7 В Новое время умозрительные рассуждения о дикарях дополнились документальными описаниями путешествий, отчётами католических миссионеров, материалами торговых компаний. Варварство, как пишет О.В. Окунёва, трактовалось “французскими авторами XVI в. преимущественно как незнание или отступление от европейских культурных установокˮ [10, с. 132]: отсутствие религии, жестокость и др. В то же время между поведением диких народов и цивилизованными европейцами нередко проводились параллели и показывались недостатки последних. Например, французский мореплаватель Ж. де Лери в “Истории одного путешествия в Бразилиюˮ (1578) писал о том, что людоедство, практикуемое туземцами, естественно ‒ таковы местные традиции и условия жизни. Европа, а именно Франция, как считает путешественник, по кровожадности ничем не уступает Бразилии; он приводит в пример Варфоломеевскую ночь, когда его соотечественники хладнокровно убивали друг друга из чувства жестокости и мести.

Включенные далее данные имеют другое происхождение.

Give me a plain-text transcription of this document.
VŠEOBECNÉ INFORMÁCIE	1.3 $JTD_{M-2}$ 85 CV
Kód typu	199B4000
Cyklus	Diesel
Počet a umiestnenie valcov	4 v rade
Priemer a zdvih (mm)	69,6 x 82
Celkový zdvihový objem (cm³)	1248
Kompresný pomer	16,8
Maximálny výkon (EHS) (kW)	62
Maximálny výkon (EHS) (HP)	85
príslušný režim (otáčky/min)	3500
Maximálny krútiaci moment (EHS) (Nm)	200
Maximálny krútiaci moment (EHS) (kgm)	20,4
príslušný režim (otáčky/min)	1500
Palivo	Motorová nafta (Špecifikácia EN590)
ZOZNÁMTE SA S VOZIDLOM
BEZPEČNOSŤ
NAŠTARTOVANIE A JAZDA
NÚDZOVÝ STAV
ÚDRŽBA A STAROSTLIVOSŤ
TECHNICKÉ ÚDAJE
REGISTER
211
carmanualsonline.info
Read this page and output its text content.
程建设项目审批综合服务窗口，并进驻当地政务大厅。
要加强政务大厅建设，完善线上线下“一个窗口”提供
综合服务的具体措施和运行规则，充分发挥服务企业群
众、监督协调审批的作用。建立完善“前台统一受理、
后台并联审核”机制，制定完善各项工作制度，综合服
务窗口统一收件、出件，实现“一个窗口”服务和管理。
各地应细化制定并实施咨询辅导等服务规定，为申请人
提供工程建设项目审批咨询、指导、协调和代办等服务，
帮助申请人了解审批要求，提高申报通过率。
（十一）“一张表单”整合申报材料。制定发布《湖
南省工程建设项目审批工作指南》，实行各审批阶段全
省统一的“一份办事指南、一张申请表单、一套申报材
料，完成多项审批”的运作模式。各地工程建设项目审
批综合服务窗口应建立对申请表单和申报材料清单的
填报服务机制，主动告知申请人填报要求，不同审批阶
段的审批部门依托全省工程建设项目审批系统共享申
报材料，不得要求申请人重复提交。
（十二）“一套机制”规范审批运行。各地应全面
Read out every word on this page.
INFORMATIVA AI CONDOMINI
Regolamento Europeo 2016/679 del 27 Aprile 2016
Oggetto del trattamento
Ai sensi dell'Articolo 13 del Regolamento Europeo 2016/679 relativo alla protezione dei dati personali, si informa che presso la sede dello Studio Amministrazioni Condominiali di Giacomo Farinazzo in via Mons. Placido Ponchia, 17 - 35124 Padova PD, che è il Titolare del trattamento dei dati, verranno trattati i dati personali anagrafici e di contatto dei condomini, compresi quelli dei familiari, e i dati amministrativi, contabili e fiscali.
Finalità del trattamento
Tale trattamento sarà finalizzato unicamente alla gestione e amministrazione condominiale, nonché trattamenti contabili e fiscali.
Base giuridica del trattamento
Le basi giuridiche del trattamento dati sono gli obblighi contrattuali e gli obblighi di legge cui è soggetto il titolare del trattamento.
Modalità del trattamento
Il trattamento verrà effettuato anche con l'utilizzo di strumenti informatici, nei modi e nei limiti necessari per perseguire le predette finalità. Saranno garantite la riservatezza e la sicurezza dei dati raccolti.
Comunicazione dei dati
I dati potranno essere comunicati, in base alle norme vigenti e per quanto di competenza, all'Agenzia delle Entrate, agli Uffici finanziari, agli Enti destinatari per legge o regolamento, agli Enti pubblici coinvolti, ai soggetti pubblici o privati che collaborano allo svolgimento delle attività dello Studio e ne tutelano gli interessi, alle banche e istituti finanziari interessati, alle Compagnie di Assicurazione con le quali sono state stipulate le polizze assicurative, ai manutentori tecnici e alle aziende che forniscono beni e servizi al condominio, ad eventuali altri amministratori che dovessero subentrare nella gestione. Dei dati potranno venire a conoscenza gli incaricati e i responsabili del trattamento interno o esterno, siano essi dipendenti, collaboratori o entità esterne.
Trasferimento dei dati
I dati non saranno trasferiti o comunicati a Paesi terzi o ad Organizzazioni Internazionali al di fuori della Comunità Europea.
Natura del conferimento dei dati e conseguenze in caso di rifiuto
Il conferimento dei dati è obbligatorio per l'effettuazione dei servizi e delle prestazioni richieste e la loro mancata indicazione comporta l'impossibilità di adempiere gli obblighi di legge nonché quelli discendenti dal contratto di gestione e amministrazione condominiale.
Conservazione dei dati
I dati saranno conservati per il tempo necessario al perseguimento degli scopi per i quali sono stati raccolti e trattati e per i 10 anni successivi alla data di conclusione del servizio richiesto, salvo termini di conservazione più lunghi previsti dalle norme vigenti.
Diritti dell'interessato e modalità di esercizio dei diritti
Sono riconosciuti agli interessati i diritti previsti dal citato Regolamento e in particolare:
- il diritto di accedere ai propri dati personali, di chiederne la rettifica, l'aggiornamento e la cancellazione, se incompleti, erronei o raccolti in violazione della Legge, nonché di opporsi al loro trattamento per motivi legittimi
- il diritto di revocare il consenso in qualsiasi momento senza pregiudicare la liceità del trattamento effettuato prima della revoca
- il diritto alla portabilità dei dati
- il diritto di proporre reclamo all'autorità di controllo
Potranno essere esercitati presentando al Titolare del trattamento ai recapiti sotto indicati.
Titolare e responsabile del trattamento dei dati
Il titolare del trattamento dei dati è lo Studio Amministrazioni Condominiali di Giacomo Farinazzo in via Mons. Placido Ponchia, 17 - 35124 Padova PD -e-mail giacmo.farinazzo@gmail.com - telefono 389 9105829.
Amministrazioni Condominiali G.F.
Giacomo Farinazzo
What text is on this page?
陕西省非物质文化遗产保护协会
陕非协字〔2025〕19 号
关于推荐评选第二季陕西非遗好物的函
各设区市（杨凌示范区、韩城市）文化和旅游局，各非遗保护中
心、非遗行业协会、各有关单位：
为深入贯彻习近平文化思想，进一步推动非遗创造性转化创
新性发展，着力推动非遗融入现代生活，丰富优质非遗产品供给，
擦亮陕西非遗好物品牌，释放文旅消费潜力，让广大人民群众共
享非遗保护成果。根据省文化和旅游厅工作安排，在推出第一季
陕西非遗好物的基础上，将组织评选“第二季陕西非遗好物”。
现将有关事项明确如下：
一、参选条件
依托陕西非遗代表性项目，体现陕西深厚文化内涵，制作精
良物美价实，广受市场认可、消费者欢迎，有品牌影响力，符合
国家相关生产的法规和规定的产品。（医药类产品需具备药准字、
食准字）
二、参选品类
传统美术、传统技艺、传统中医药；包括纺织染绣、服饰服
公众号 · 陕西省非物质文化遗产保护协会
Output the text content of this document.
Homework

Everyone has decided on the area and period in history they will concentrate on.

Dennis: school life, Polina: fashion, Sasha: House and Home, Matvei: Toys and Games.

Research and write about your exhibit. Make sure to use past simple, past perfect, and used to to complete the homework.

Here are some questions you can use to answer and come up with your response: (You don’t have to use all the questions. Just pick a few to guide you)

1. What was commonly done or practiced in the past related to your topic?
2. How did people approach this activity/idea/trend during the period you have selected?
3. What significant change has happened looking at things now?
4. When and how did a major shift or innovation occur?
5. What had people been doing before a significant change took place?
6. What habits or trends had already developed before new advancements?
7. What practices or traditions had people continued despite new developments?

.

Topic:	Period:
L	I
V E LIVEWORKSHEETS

8 В книге “Опытыˮ М. де Монтеня (1580), а именно в эссе “О каннибалахˮ, также осмысляются традиции индейских народов (в том числе людоедство) и утверждается их приемлемость с точки зрения местной морали: “У нас, похоже, нет иных критериев истины и благоразумия помимо тех взглядов и обычаев, принятых в том краю, в котором мы живёмˮ [11, с. 221]. Знакомство Ф. де Графиньи с “Опытамиˮ не подлежит сомнению. Так, в “Историческом вступлении…ˮ привидится прямая цитата из эссе М. де Монтеня “О средствах передвиженияˮ, в котором он поражается жестокости, с которой расправлялись конкистадоры в Перу с местным населением: “Никогда прежде [...] честолюбие и неприязнь не сталкивали людей друг с другом до такой степени, чтобы привести к столь ужасной войне и к бедствиям столь прискорбнымˮ [1, с. 25]. Этими словами Ф. де Графиньи подчёркивает кровожадность и алчность испанцев, которые “стали полными хозяевами одной из самых прекрасных частей светаˮ [1, с. 25].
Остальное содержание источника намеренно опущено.